M. Drouin s’est plus tard excusé de son accès de colère. Cependant, si sa formulation était peu soignée, l’incident n’était pas seulement une gaffe; il révélait une frustration profonde parmi les francophones du reste du Canada (ou ROC pour rest of Canada) qui croient que les Québécois ont peu de sympathie pour leur situation difficile. Si la plupart des francophones du pays se trouvent au Québec (où ils contrôlent depuis longtemps la province socialement et politiquement) partout ailleurs, ils vivent dans des provinces majoritairement anglophones et ont peu de pouvoir politique pour protéger leurs droits linguistiques. À l’extérieur du Québec, les communautés francophones représentent seulement 3,3 % de la population canadienne, et leur nombre décline.

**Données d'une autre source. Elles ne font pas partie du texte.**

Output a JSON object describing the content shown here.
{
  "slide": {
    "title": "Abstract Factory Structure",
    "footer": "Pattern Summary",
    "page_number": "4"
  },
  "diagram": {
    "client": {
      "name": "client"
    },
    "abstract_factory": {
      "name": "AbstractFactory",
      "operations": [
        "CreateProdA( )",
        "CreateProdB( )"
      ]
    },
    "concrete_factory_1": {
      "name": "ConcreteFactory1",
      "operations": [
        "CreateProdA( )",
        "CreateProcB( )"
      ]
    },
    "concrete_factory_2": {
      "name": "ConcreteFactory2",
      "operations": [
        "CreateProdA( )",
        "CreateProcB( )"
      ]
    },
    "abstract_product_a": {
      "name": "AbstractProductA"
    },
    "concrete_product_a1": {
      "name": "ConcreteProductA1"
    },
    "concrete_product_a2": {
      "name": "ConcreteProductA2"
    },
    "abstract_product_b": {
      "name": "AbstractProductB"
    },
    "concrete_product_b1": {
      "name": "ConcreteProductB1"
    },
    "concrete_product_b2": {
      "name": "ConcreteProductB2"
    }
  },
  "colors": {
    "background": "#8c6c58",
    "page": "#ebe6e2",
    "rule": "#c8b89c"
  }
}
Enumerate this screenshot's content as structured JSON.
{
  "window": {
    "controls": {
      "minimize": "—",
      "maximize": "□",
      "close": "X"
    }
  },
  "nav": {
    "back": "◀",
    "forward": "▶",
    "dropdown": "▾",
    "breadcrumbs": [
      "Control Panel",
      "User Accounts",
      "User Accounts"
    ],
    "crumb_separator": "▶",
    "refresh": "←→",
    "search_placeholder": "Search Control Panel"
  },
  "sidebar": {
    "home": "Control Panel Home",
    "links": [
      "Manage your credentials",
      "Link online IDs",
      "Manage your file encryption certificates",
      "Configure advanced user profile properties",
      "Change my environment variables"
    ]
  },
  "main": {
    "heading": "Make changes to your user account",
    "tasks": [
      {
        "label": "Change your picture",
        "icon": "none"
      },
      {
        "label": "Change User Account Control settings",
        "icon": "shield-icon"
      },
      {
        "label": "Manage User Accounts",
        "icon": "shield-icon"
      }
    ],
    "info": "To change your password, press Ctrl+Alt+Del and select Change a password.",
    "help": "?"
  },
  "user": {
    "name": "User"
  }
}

Des communautés comme les Acadiens, les Franco-Ontariens, les Franco-Manitobains et les Fransaskois pourraient s’attendre à ce que le Québec soit un allié naturel dans leur lutte de survie linguistique. Au lieu de cela, elles sont laissées à elles-mêmes.

On peut dire que la population francophone est divisée en deux : d’un côté, le groupe dominant du Québec, et de l’autre, les minorités éparpillées dans le reste du pays. Ensemble, les locuteurs du français sont environ 8 millions, et s’ils partagent un patrimoine linguistique commun, leurs trajectoires historiques a forgé des perspectives et des loyautés politiques très divergentes.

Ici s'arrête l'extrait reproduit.